Photo: Holly Vickery
I'll help you learn programming (me, Kieran, not the goat). But doing programming and teaching programming are different skill sets. Someone can be good at something, and be a lousy teacher.
I'm a software guy. I've written hundreds of programs, in a dozen different languages. But I'm also a teacher, and I want to be worthy of students' trust.
So, for the last fifteen years or so, I've learned about learning. How brains work, how they learn, and how we can help them learn efficiently. Turns out, science knows a lot about that. Not everything, but enough to help us design, build, and run effective courses.
Let's talk about how this course runs, and why.
This is a skills course, not a memorization course. Why? 'Cause it's skills that get you Benjamins.
Obviously, practice is important when learning skills. You can't learn programming from just lectures. So, this course gives priority to exercises.
Some exercise sequences are better than others. Say you have two exercises. The second one is more complex than the first.
The difference in complexity is the learning gap.
The gap in the drawing is big. Big gaps mean more people struggle, and get left behind. Let's not do that.
Suppose we did this instead:
Small learning gaps
Better! The steps in complexity are small, easier to learn.
That means more exercises, though.
Right. There has to be less reading, and the exercises have to be kept smaller. It's a good tradeoff, though, because it means more people succeed.
Something important to see here: you get to the same complexity, either way.
But having more smaller exercises is more effective (and more pleasant) than having a few big ones.
Guess I never thought about how courses could be designed differently.
If you're going to teach, you should study course design. It will make a big difference to your students.
Exercises are great. But it's no good to just give you a task, and say "go." You'll waste time working out what to do. It's more efficient to start off with explanations of how to do a task, and then ask you to do a similar task.
It's also more pleasant for you.
The science tells us how to make good explanations. Things like:
- Use informal language, and short sentences. Like this one. Your brain should spend its time learning programming, not wrestling with language.

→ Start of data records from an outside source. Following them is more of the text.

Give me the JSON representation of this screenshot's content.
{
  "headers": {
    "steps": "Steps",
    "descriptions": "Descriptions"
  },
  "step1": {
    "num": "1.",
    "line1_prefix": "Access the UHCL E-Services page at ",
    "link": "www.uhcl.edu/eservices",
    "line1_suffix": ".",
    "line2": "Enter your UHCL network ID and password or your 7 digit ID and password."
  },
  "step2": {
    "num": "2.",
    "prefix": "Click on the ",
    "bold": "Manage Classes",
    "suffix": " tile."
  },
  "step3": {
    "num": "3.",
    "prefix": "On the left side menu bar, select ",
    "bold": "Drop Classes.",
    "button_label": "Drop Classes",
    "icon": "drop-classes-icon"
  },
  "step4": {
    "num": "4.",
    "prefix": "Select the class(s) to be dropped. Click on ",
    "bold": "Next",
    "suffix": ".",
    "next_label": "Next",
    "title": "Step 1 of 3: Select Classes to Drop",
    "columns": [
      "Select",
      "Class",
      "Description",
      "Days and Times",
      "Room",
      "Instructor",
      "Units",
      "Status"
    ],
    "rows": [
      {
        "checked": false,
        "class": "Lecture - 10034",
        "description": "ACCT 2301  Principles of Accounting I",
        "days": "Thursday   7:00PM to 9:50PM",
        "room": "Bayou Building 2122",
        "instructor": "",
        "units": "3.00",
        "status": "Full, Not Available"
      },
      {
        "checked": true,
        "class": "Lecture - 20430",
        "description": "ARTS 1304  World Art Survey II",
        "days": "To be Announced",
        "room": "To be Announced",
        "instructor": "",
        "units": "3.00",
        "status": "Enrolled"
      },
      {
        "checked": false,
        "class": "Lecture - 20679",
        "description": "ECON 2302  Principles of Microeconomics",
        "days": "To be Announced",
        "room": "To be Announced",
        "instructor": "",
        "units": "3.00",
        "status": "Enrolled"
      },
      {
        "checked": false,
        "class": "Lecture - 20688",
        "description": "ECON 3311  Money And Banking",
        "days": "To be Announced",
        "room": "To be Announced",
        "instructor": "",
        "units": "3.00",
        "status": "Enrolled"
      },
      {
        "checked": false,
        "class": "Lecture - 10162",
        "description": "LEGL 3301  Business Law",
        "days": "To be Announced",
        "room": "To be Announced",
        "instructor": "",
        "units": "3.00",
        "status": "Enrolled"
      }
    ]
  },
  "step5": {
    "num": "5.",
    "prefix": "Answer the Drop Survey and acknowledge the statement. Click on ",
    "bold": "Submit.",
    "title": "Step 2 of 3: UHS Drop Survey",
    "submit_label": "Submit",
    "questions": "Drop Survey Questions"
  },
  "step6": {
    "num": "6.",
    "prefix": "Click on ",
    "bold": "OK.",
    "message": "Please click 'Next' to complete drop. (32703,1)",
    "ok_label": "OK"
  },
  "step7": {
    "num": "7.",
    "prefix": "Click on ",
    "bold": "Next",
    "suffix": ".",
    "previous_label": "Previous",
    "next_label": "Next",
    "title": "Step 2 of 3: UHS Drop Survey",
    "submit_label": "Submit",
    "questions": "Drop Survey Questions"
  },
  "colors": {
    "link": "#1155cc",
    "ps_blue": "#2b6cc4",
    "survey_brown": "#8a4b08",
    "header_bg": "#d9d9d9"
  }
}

- Worked examples are effective. One good example is often worth pages of text.
- We know... well, a lot of other stuff about making good explanations.
So we have:
Explanations and exercises
You'll get more from exercises if you know how good your work was, and how you could do better. Not a grade, but a list of things you did right and wrong. That's called formative feedback.
Even better, your feedback should be personal. Not about what other people got right and wrong, but about your work.
Better still, you should be able to read the feedback, improve your work, and resubmit it. You can learn from your mistakes, and have a chance to show it.
The exercise sandwich
Exercises are where you learn the most. To make learning efficient, we wrap exercises in explanations and feedback.
The exercise sandwich
Most of the lessons in this course implement the exercise sandwich.
Many courses have too much content. Maybe you've had a math course, with so many topics, you never had a chance to learn how to use the math. You were too busy learning this week's formulas.
That's not good enough. It's not how you become an effective problem solver, and get those Benjamins.
This course covers only a few programming statements. The most important 10% of the language you'll be using.
We'll spend more time on how to think about programs. Ever had that panicky feeling, when someone gives you a task, and you don't know how to get started? We've all been there, but it doesn't have to be that way.
Knowing how to get started designing a solution is worth more Benjamins, than knowing the deets of a programming language. You can google the deets, but you can't google problem solving. (Well, you can, but being able to do problem solving is different.)
There's an issue, though. I'll explain how to solve a problem. You'll watch Adela and her friends write programs for that problem.
Then you'll do an exercise about that topic. And another. Then you'll add a little to what you know, and do another exercise.
You'll say to yourself:
Self, I already know how to do this! Another fargin exercise?
If you get to that point, it means you've learned. Celebrate that something is easy for you! If you tried to do the tasks from the last part of the course right now, you'd get that panic-I-don't-know-how-to-start feeling. But by the time you get there, you'll know what to do.
Here's what I hope: when you get to the end of the course, you think, "Wow, that course was easy."
If you do the things I ask you to do, you will learn how to program. If you have problems, I'll work with you individually to bring you up to speed.
How can I make this promise? Because this course follows the science of learning. The course has been running for years as a smooth, predictable learning system. You can't help but learn. You'll see.